Unfortunately for an Obama administration seemingly determined to squander painfully bought gains in the Middle East, Jones offers a most inconvenient assessment of reality. “Al Qa’ida was born along the Afghanistan-Pakistan frontier in the late 1980s, and it will not disappear just because U.S. forces leave,” he insists, adding that our imminent departure from Afghanistan “will most likely be a boost for insurgent and terrorist groups dedicated to overthrowing the Kabul government, establishing an extreme Islamic emirate, and allowing al Qa’ida and other groups to establish a sanctuary.” He further warns that just as in Iraq, the withdrawal of U.S. troops “does not make the terrorism problem go away,” but has rather allowed al Qaeda and other groups “breathing space to expand their attacks and spread to neighboring countries like Syria.”

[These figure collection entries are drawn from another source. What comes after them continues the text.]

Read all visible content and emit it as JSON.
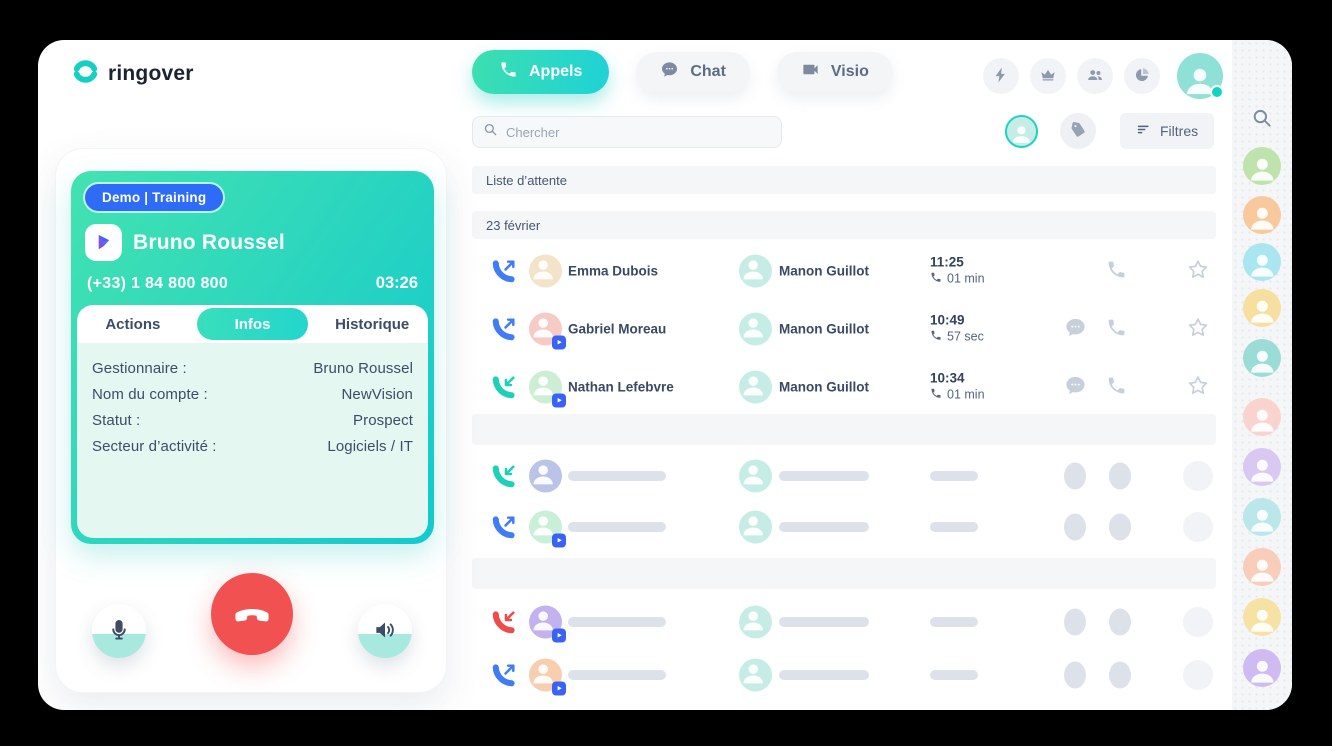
{
  "brand": {
    "name": "ringover"
  },
  "colors": {
    "accent_teal": "#1fd0c6",
    "accent_blue": "#2e6bf6",
    "outgoing": "#3f7cf6",
    "incoming": "#1fd0b8",
    "missed": "#ee4b4b",
    "hangup_red": "#f15151",
    "header_avatar": "#8fe0d6",
    "filter_avatar": "#c5ede6"
  },
  "nav": {
    "tabs": [
      {
        "label": "Appels",
        "icon": "phone-icon",
        "active": true
      },
      {
        "label": "Chat",
        "icon": "chat-bubble-icon",
        "active": false
      },
      {
        "label": "Visio",
        "icon": "video-icon",
        "active": false
      }
    ],
    "action_icons": [
      "flash-icon",
      "crown-icon",
      "users-icon",
      "stats-icon"
    ]
  },
  "toolbar": {
    "search_placeholder": "Chercher",
    "filters_label": "Filtres"
  },
  "call_panel": {
    "badge": "Demo | Training",
    "contact_name": "Bruno Roussel",
    "phone_number": "(+33) 1 84 800 800",
    "timer": "03:26",
    "tabs": [
      {
        "label": "Actions",
        "active": false
      },
      {
        "label": "Infos",
        "active": true
      },
      {
        "label": "Historique",
        "active": false
      }
    ],
    "info_fields": [
      {
        "label": "Gestionnaire :",
        "value": "Bruno Roussel"
      },
      {
        "label": "Nom du compte :",
        "value": "NewVision"
      },
      {
        "label": "Statut :",
        "value": "Prospect"
      },
      {
        "label": "Secteur d’activité :",
        "value": "Logiciels / IT"
      }
    ]
  },
  "list": {
    "queue_header": "Liste d’attente",
    "date_header": "23 février",
    "rows": [
      {
        "direction": "outgoing",
        "caller": "Emma Dubois",
        "caller_color": "#f3e3c9",
        "has_badge": false,
        "agent": "Manon Guillot",
        "agent_color": "#c5ede6",
        "time": "11:25",
        "duration": "01 min",
        "has_chat": false
      },
      {
        "direction": "outgoing",
        "caller": "Gabriel Moreau",
        "caller_color": "#f6cbc5",
        "has_badge": true,
        "agent": "Manon Guillot",
        "agent_color": "#c5ede6",
        "time": "10:49",
        "duration": "57 sec",
        "has_chat": true
      },
      {
        "direction": "incoming",
        "caller": "Nathan Lefebvre",
        "caller_color": "#cdeed3",
        "has_badge": true,
        "agent": "Manon Guillot",
        "agent_color": "#c5ede6",
        "time": "10:34",
        "duration": "01 min",
        "has_chat": true
      }
    ],
    "skeleton_sections": [
      {
        "rows": [
          {
            "direction": "incoming",
            "caller_color": "#b9c4e8",
            "has_badge": false
          },
          {
            "direction": "outgoing",
            "caller_color": "#c8efd8",
            "has_badge": true
          }
        ]
      },
      {
        "rows": [
          {
            "direction": "missed",
            "caller_color": "#c3b2f0",
            "has_badge": true
          },
          {
            "direction": "outgoing",
            "caller_color": "#f7cfae",
            "has_badge": true
          }
        ]
      }
    ],
    "skeleton_agent_color": "#c5ede6"
  },
  "sidebar": {
    "avatar_colors": [
      "#bfe3ad",
      "#f9c99e",
      "#a9e6ef",
      "#f7e09f",
      "#9cdcd6",
      "#f9d4cf",
      "#d9c8f1",
      "#b9e7ea",
      "#f8cebb",
      "#f6e3a3",
      "#cfbbf2"
    ]
  }
}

The most inconvenient reality of all? The current trends outlined in the study suggest that “the struggle against extremism is likely to be a generational one, much like the Cold War.”
In other words, no matter how desperately the American left, the isolationist factions on both sides of the political divide, and those Americans unduly influenced by the Democrats’ odious anti-war presidential campaign of 2004 want the war on terror to end, the terrorists themselves have other ideas. To believe otherwise is a fool’s errand based on the same kind of fatuous, faculty-lounge thinking engaged in by an Obama administration that precipitates such follies as the easing of sanctions on Iran, the latest announcement by the State Department that they will work with a Palestinian “unity” government that includes terrorist-designated Hamas, and the release of five high-level terrorist thugs from Guantanamo Bay.

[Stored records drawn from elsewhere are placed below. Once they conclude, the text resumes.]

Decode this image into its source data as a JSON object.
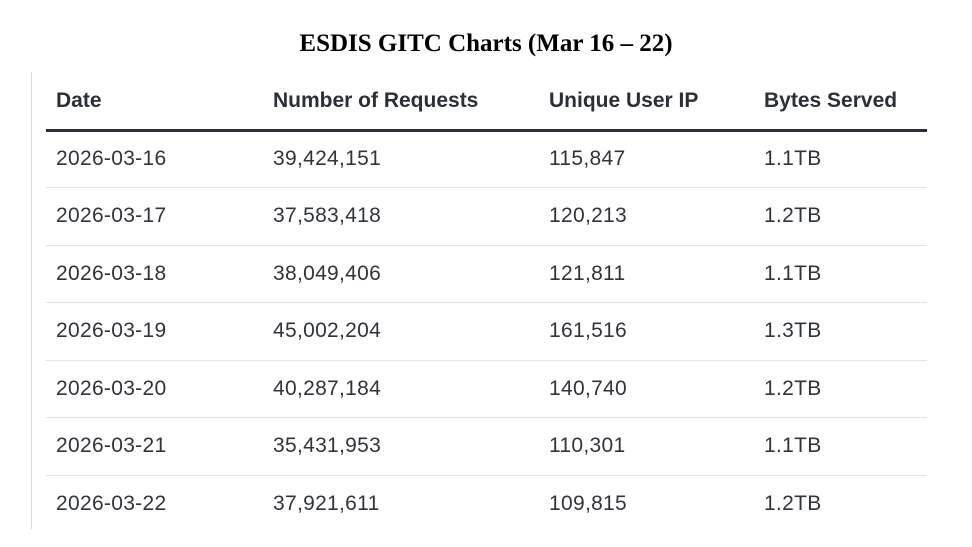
{
  "chart_data": {
    "type": "table",
    "title": "ESDIS GITC Charts (Mar 16 – 22)",
    "columns": [
      "Date",
      "Number of Requests",
      "Unique User IP",
      "Bytes Served"
    ],
    "rows": [
      [
        "2026-03-16",
        "39,424,151",
        "115,847",
        "1.1TB"
      ],
      [
        "2026-03-17",
        "37,583,418",
        "120,213",
        "1.2TB"
      ],
      [
        "2026-03-18",
        "38,049,406",
        "121,811",
        "1.1TB"
      ],
      [
        "2026-03-19",
        "45,002,204",
        "161,516",
        "1.3TB"
      ],
      [
        "2026-03-20",
        "40,287,184",
        "140,740",
        "1.2TB"
      ],
      [
        "2026-03-21",
        "35,431,953",
        "110,301",
        "1.1TB"
      ],
      [
        "2026-03-22",
        "37,921,611",
        "109,815",
        "1.2TB"
      ]
    ]
  }
}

On the last page of the report, Jones cites a poem entitled “Mujahid’s Wish.” It was published in the Spring 2013 issue of al Qaeda’sInspire magazine, and as Jones rightly explains, reveals the mindset of those who consider the U.S. “a bitter enemy.” The last four lines are more than enough to understand what we are really up against:
Brother residing in the West, grab you (sic) chance and
Walk steadfastly towards your goal.
As for me here in Yemen, whenever I move around with
Explosives around my waist, I wish I am in America.